A Europa vive
Milhões de cidadãos protagonizam a reação democrática contra a ameaça jihadista
As milhões de pessoas que saíram às ruas europeias, no domingo, em repúdio aos assassinatos dos humoristas do Charlie Hebdo, dos policiais e dos clientes de um supermercado judaico protagonizaram um fato histórico que representa um ponto de inflexão decisivo na atitude da sociedade europeia frente à ameaça jihadista.
O protesto em massa de Paris, o maior desde a libertação da capital francesa da ocupação nazista na II Guerra Mundial, envia uma clara mensagem de que os cidadãos das democracias não estão dispostos a ficar de braços cruzados enquanto sobre eles pessoas são condenadas à morte sob ordem de organizações que consideram a liberdade de expressão e os direitos humanos aberrações contra as quais qualquer crueldade é justificada. No domingo, Paris foi uma afirmação inequívoca de que a Europa, longe do estereótipo que a desenha como uma sociedade decadente, covarde e inútil frente ao suposto dinamismo jihadista, está viva e representa um muro formidável que se levanta contra o terrorismo e seu projeto totalitário. Como nos grandes momentos, demonstrou que sabe reagir quando seus valores supremos, os que definem seu modo de vida, estão ameaçados.

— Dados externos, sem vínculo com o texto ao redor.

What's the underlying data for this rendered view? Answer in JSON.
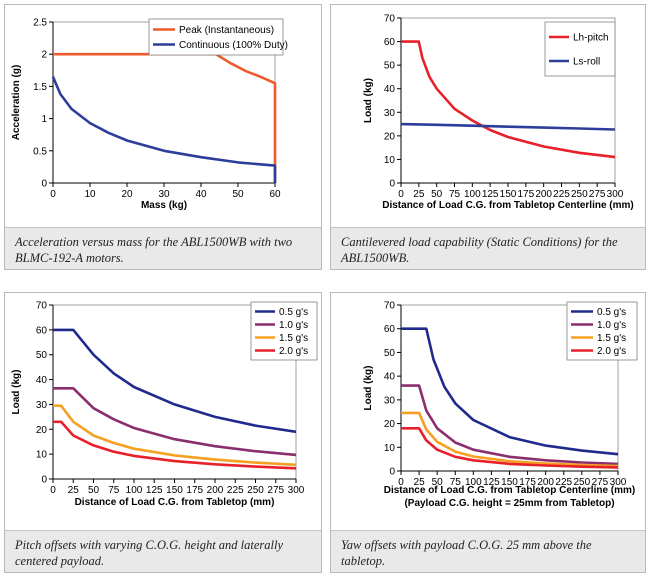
{
  "panels": [
    {
      "caption": "Acceleration versus mass for the ABL1500WB with two BLMC-192-A motors.",
      "chart_data": {
        "type": "line",
        "xlabel": "Mass (kg)",
        "ylabel": "Acceleration (g)",
        "xlim": [
          0,
          60
        ],
        "ylim": [
          0,
          2.5
        ],
        "xticks": [
          "0",
          "10",
          "20",
          "30",
          "40",
          "50",
          "60"
        ],
        "yticks": [
          "0",
          "0.5",
          "1",
          "1.5",
          "2",
          "2.5"
        ],
        "grid": false,
        "legend_position": "top-right",
        "series": [
          {
            "name": "Peak (Instantaneous)",
            "color": "#ee5a2a",
            "x": [
              0,
              44,
              48,
              52,
              56,
              60,
              60
            ],
            "y": [
              2.0,
              2.0,
              1.86,
              1.74,
              1.65,
              1.55,
              0
            ]
          },
          {
            "name": "Continuous (100% Duty)",
            "color": "#2d3e9a",
            "x": [
              0,
              2,
              5,
              10,
              15,
              20,
              30,
              40,
              50,
              60,
              60
            ],
            "y": [
              1.65,
              1.38,
              1.15,
              0.93,
              0.78,
              0.66,
              0.5,
              0.4,
              0.32,
              0.27,
              0
            ]
          }
        ]
      }
    },
    {
      "caption": "Cantilevered load capability (Static Conditions) for the ABL1500WB.",
      "chart_data": {
        "type": "line",
        "xlabel": "Distance of Load C.G. from Tabletop Centerline (mm)",
        "ylabel": "Load (kg)",
        "xlim": [
          0,
          300
        ],
        "ylim": [
          0,
          70
        ],
        "xticks": [
          "0",
          "25",
          "50",
          "75",
          "100",
          "125",
          "150",
          "175",
          "200",
          "225",
          "250",
          "275",
          "300"
        ],
        "yticks": [
          "0",
          "10",
          "20",
          "30",
          "40",
          "50",
          "60",
          "70"
        ],
        "grid": false,
        "legend_position": "top-right",
        "series": [
          {
            "name": "Lh-pitch",
            "color": "#e8202a",
            "x": [
              0,
              25,
              30,
              40,
              50,
              75,
              100,
              125,
              150,
              200,
              250,
              300
            ],
            "y": [
              60,
              60,
              53,
              45,
              40,
              31.5,
              26.5,
              22.5,
              19.5,
              15.5,
              12.8,
              11
            ]
          },
          {
            "name": "Ls-roll",
            "color": "#2d3e9a",
            "x": [
              0,
              50,
              100,
              150,
              200,
              250,
              300
            ],
            "y": [
              25,
              24.7,
              24.3,
              23.9,
              23.5,
              23.1,
              22.7
            ]
          }
        ]
      }
    },
    {
      "caption": "Pitch offsets with varying C.O.G. height and laterally centered payload.",
      "chart_data": {
        "type": "line",
        "xlabel": "Distance of Load C.G. from Tabletop (mm)",
        "ylabel": "Load (kg)",
        "xlim": [
          0,
          300
        ],
        "ylim": [
          0,
          70
        ],
        "xticks": [
          "0",
          "25",
          "50",
          "75",
          "100",
          "125",
          "150",
          "175",
          "200",
          "225",
          "250",
          "275",
          "300"
        ],
        "yticks": [
          "0",
          "10",
          "20",
          "30",
          "40",
          "50",
          "60",
          "70"
        ],
        "grid": false,
        "legend_position": "top-right",
        "series": [
          {
            "name": "0.5 g's",
            "color": "#1f2a8c",
            "x": [
              0,
              25,
              50,
              75,
              100,
              150,
              200,
              250,
              300
            ],
            "y": [
              60,
              60,
              50,
              42.5,
              37,
              30,
              25,
              21.5,
              19
            ]
          },
          {
            "name": "1.0 g's",
            "color": "#8b2e6e",
            "x": [
              0,
              25,
              50,
              75,
              100,
              150,
              200,
              250,
              300
            ],
            "y": [
              36.5,
              36.5,
              28.5,
              24,
              20.5,
              16,
              13.2,
              11.2,
              9.7
            ]
          },
          {
            "name": "1.5 g's",
            "color": "#f5a020",
            "x": [
              0,
              10,
              25,
              50,
              75,
              100,
              150,
              200,
              250,
              300
            ],
            "y": [
              29.5,
              29.5,
              23,
              17.5,
              14.5,
              12.2,
              9.5,
              7.8,
              6.6,
              5.7
            ]
          },
          {
            "name": "2.0 g's",
            "color": "#e8202a",
            "x": [
              0,
              10,
              25,
              50,
              75,
              100,
              150,
              200,
              250,
              300
            ],
            "y": [
              23,
              23,
              17.5,
              13.5,
              11,
              9.3,
              7.2,
              5.9,
              5,
              4.3
            ]
          }
        ]
      }
    },
    {
      "caption": "Yaw offsets with payload C.O.G. 25 mm above the tabletop.",
      "chart_data": {
        "type": "line",
        "xlabel": "Distance of Load C.G. from Tabletop Centerline (mm)",
        "xlabel2": "(Payload C.G. height = 25mm from Tabletop)",
        "ylabel": "Load (kg)",
        "xlim": [
          0,
          300
        ],
        "ylim": [
          0,
          70
        ],
        "xticks": [
          "0",
          "25",
          "50",
          "75",
          "100",
          "125",
          "150",
          "175",
          "200",
          "225",
          "250",
          "275",
          "300"
        ],
        "yticks": [
          "0",
          "10",
          "20",
          "30",
          "40",
          "50",
          "60",
          "70"
        ],
        "grid": false,
        "legend_position": "top-right",
        "series": [
          {
            "name": "0.5 g's",
            "color": "#1f2a8c",
            "x": [
              0,
              35,
              45,
              60,
              75,
              100,
              150,
              200,
              250,
              300
            ],
            "y": [
              60,
              60,
              47,
              35.5,
              28.5,
              21.5,
              14.3,
              10.7,
              8.6,
              7.1
            ]
          },
          {
            "name": "1.0 g's",
            "color": "#8b2e6e",
            "x": [
              0,
              25,
              35,
              50,
              75,
              100,
              150,
              200,
              250,
              300
            ],
            "y": [
              36,
              36,
              25.5,
              18,
              12,
              9,
              6,
              4.5,
              3.6,
              3
            ]
          },
          {
            "name": "1.5 g's",
            "color": "#f5a020",
            "x": [
              0,
              25,
              35,
              50,
              75,
              100,
              150,
              200,
              250,
              300
            ],
            "y": [
              24.5,
              24.5,
              17.5,
              12.3,
              8.2,
              6.1,
              4.1,
              3.1,
              2.5,
              2.1
            ]
          },
          {
            "name": "2.0 g's",
            "color": "#e8202a",
            "x": [
              0,
              25,
              35,
              50,
              75,
              100,
              150,
              200,
              250,
              300
            ],
            "y": [
              18,
              18,
              12.9,
              9,
              6,
              4.5,
              3,
              2.3,
              1.8,
              1.5
            ]
          }
        ]
      }
    }
  ]
}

É inegável que a Europa foi protagonista de horrores ao longo da história, mas isso não é argumento para justificar qualquer coisa que se apresente como alternativa, nem é contraditório ao fato de que neste espaço floresceu a civilização mais iluminada e democrática que a humanidade já conheceu. Hoje é preciso recordar isso frente aos fanáticos selvagens que pretendem a destruição europeia e aos demagogos néscios que disfarçam muito bem sua covardia.
De Paris se enviou no domingo uma mensagem com vários destinatários. Em primeiro lugar, os próprios jihadistas. Os manifestantes que transbordaram o centro de Paris o fizeram à la francesa: longe de qualquer uniformidade, a manifestação se transformou em um amálgama de participantes de todo o mundo. Cada um compareceu com a bandeira, a indumentária e os símbolos –religiosos ou não— que quis, e gritou o que achava melhor. E fez isso em um ambiente pacífico, sem ameaças nem agressividade. A condenação de alguns assassinos se converteu em uma afirmação de pessoas de todas as raças e religiões que concebem a convivência como exercício da liberdade e mostra de pluralidade.

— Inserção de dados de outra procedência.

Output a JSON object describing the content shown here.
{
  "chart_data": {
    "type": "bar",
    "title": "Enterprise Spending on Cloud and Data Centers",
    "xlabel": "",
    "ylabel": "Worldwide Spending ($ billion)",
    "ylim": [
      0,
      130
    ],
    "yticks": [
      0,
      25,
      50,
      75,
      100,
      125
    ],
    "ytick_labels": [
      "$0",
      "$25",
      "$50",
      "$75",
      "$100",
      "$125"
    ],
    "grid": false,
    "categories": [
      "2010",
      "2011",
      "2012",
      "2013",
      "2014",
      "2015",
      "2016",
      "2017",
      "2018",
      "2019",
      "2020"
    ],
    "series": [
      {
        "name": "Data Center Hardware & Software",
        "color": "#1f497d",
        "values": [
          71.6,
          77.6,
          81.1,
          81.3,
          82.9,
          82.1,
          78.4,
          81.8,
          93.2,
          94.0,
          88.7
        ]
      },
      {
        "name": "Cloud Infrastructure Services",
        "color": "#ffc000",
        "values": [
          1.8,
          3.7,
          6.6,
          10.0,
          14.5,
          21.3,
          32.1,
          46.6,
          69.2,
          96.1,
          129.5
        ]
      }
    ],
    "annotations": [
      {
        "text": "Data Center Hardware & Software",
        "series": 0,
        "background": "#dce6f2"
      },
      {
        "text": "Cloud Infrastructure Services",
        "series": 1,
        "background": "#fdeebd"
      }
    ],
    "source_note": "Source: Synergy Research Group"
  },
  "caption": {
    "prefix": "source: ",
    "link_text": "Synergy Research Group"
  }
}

Mas a mensagem também é dirigida aos governantes desses manifestantes. Além do gesto histórico da presença de chefes de Estado e Governo de vários países, a manifestação cívica é uma instrução clara a esses líderes, especialmente aos europeus, de que contam com o apoio popular para adotar normas que evitem, por exemplo, que desenhar em um jornal ou comprar em uma loja judaica possa custar a vida a alguém. A imagem da multidão pedindo aos atiradores de elite da polícia francesa que ficassem de pé sobre os telhados para exaltá-los e aplaudi-los reflete muito bem o apoio da população às iniciativas que protejam de forma eficaz as democracias europeias.
Os ministros do Interior europeus aprovaram medidas –como acelerar a criação de um registro europeu de passageiros aéreos e reforçar o controle de fronteiras contra jihadistas europeus—, cujos detalhes e entrada em vigor estão sujeitos a debates e prazos próprios dos sistemas democráticos, mas que contam com o selo de terem sido acordadas, literalmente, com o apoio dos cidadãos nas ruas.
É responsabilidade dos políticos estar agora à altura das circunstâncias, ir além das imagens, importantes e significativas, sem dúvida –como a corrente humana que, de braços dados, fizeram no domingo Hollande, Merkel, Cameron, Rajoy, Renzi, Juncker, Tusk e Samaras, entre outros—, e construir a Europa que queremos continuar a sentir orgulho.